There wasn’t enough clarity to be certain of the male voice, but alarm shot through Alisha’s body, turning her fingertips cold and raising more goose bumps. The window locked from the inside; there was nothing she could do to fix that in the moments she had. She turned the noise generator back on, feeling static wash over her as it began to hiss, and popped the lock open. The window opened with more ease than she’d expected, for which she was grateful as she rolled out onto the fire escape and slid the pane shut behind her. The scent of rusty, sun-heated metal filled her nose as she ran a dozen steps to the nearest ladder and scrambled up, pulling a face at herself. It drove her crazy when the fleeing heroes in movies ran for the rooftops instead of the streets, but it was human nature to look down first. If it’d been Reichart approaching his room, the extra seconds might be all she needed to escape unnoticed.
She pulled herself over the edge of the roof moments later, the punctured muscle in her right biceps protesting. Alisha held her stomach taut, trying not to drag it over the building’s edge, then rolled onto her back, heedless of smearing dirt on her new T-shirt and jeans. She could feel blood gathering beneath the bandage on her arm, though the shallow slice on her belly didn’t seem to have reopened. “Yo
u know how to have a good time, Leesh,” she muttered.

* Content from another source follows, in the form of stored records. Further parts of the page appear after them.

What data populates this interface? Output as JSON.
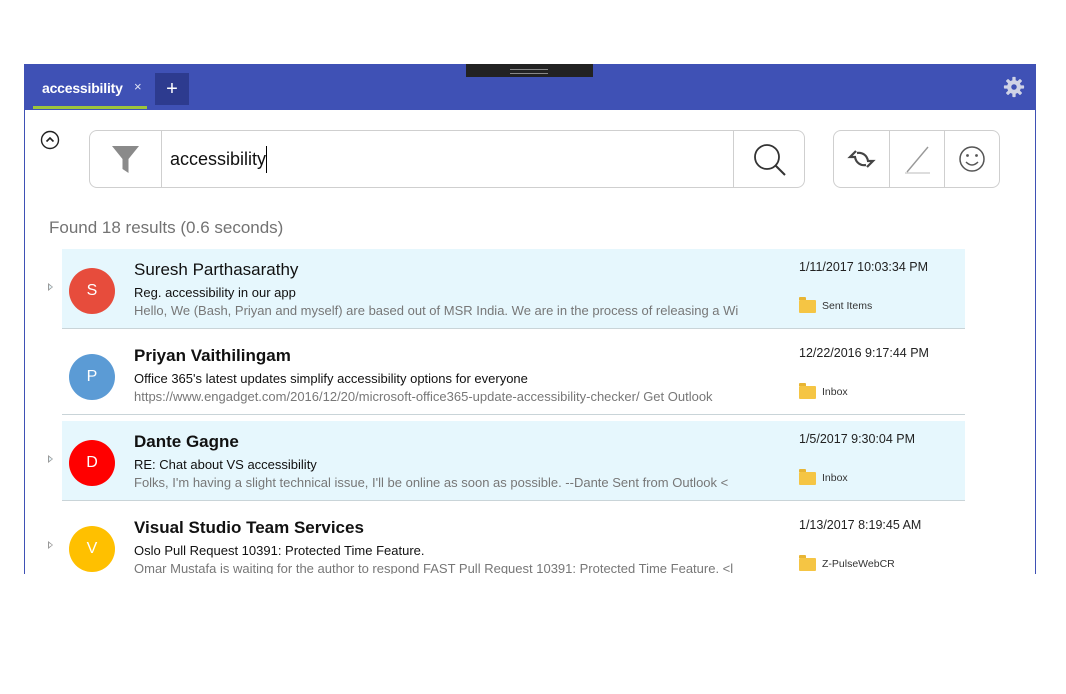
{
  "tabs": {
    "active_label": "accessibility",
    "close_glyph": "×",
    "new_tab_glyph": "+"
  },
  "icons": {
    "settings": "gear-icon",
    "collapse": "chevron-up-icon",
    "filter": "filter-icon",
    "search": "search-icon",
    "sync": "sync-icon",
    "compose": "pen-icon",
    "feedback": "smiley-icon"
  },
  "search": {
    "value": "accessibility"
  },
  "results": {
    "summary": "Found 18 results (0.6 seconds)",
    "items": [
      {
        "sender": "Suresh Parthasarathy",
        "initial": "S",
        "avatar_color": "#e74c3c",
        "subject": "Reg. accessibility in our app",
        "preview": "Hello, We (Bash, Priyan and myself) are based out of MSR India. We are in the process of releasing a Wi",
        "date": "1/11/2017 10:03:34 PM",
        "folder": "Sent Items"
      },
      {
        "sender": "Priyan Vaithilingam",
        "initial": "P",
        "avatar_color": "#5b9bd5",
        "subject": "Office 365's latest updates simplify accessibility options for everyone",
        "preview": "https://www.engadget.com/2016/12/20/microsoft-office365-update-accessibility-checker/ Get Outlook",
        "date": "12/22/2016 9:17:44 PM",
        "folder": "Inbox"
      },
      {
        "sender": "Dante Gagne",
        "initial": "D",
        "avatar_color": "#ff0000",
        "subject": "RE: Chat about VS accessibility",
        "preview": "Folks, I'm having a slight technical issue, I'll be online as soon as possible. --Dante Sent from Outlook <",
        "date": "1/5/2017 9:30:04 PM",
        "folder": "Inbox"
      },
      {
        "sender": "Visual Studio Team Services",
        "initial": "V",
        "avatar_color": "#ffc000",
        "subject": "Oslo Pull Request 10391: Protected Time Feature.",
        "preview": "Omar Mustafa is waiting for the author to respond FAST Pull Request 10391: Protected Time Feature. <l",
        "date": "1/13/2017 8:19:45 AM",
        "folder": "Z-PulseWebCR"
      }
    ]
  },
  "colors": {
    "titlebar": "#3f51b5",
    "tab_underline": "#9ec53a",
    "row_highlight": "#e6f7fd"
  }
}
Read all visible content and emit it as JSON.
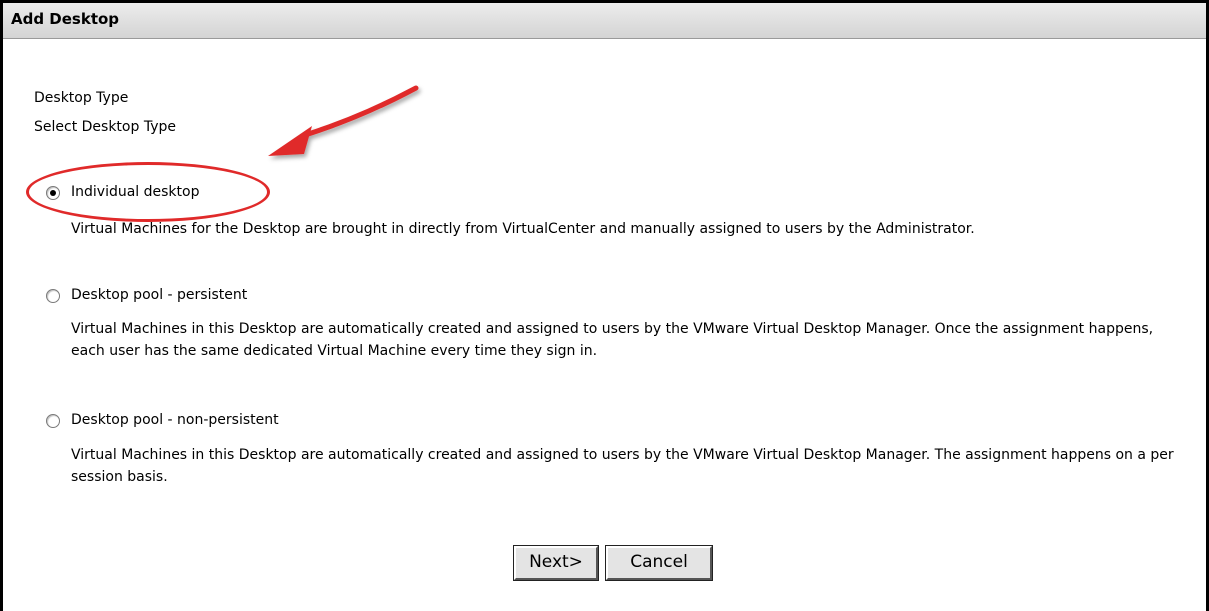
{
  "window": {
    "title": "Add Desktop"
  },
  "section": {
    "heading": "Desktop Type",
    "subheading": "Select Desktop Type"
  },
  "options": [
    {
      "label": "Individual desktop",
      "selected": true,
      "description": "Virtual Machines for the Desktop are brought in directly from VirtualCenter and manually assigned to users by the Administrator."
    },
    {
      "label": "Desktop pool - persistent",
      "selected": false,
      "description": "Virtual Machines in this Desktop are automatically created and assigned to users by the VMware Virtual Desktop Manager. Once the assignment happens, each user has the same dedicated Virtual Machine every time they sign in."
    },
    {
      "label": "Desktop pool - non-persistent",
      "selected": false,
      "description": "Virtual Machines in this Desktop are automatically created and assigned to users by the VMware Virtual Desktop Manager. The assignment happens on a per session basis."
    }
  ],
  "buttons": {
    "next": "Next>",
    "cancel": "Cancel"
  },
  "annotation": {
    "color": "#e02a2a"
  }
}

A cautious peek over the building’s edge assured her that the rust on the fire escape hadn’t been disturbed by her passing. She drew back a few centimeters, still watching as a window banged open beneath her and Reichart poked his head out. Alisha retreated, certain he hadn’t seen her, and ran on tiptoe to the building-access door on the roof. The lock was older than she was and came open with an easy click. A moment later the door shut quietly behind her, leaving no trace of her passage across the building top.
Less than an hour later, Alisha elbowed her way into her own small hotel room and dumped newspapers and a thick, squat book onto its desk. The room was paid for in cash and the clerk was discreet enough that he hadn’t required identification, exactly what she wanted. She’d paid for a full night, and taken the clerk’s faint smile as acknowledgment that like most of the business’s patrons, it would be pretended she actually required the room for more than an hour or two’s service. Assuming no undue pressure, she had a reasonable alibi for the next twenty-four hours.
The cell phone had fallen out of the bag of papers and lay next to her elbow, accusingly silent. Alisha pressed her lips together, then pushed it aside, letting it thud back into the canvas tote. It wasn’t breaking rules until she knew what the decision had been, she reminded herself. She would call in soon. As soon as she’d gone through the papers. It was a promise to herself, but Alisha didn’t know if she would keep it.
She pushed a small lamp to the back of the desk so she could open the papers to the puzzle pages. Black-and-white squares and cryptic clues looked up at her, making her lift her shoulders and put her teeth together. Muscle knotted in her neck, bringing with it the memory of grumpy headaches in elementary and junior high school whenever “fun” extra credit like crosswords was handed out. Even now, twenty years later, the prospect of struggling with wordplays and inside jokes made her grind her teeth with preemptive frustration.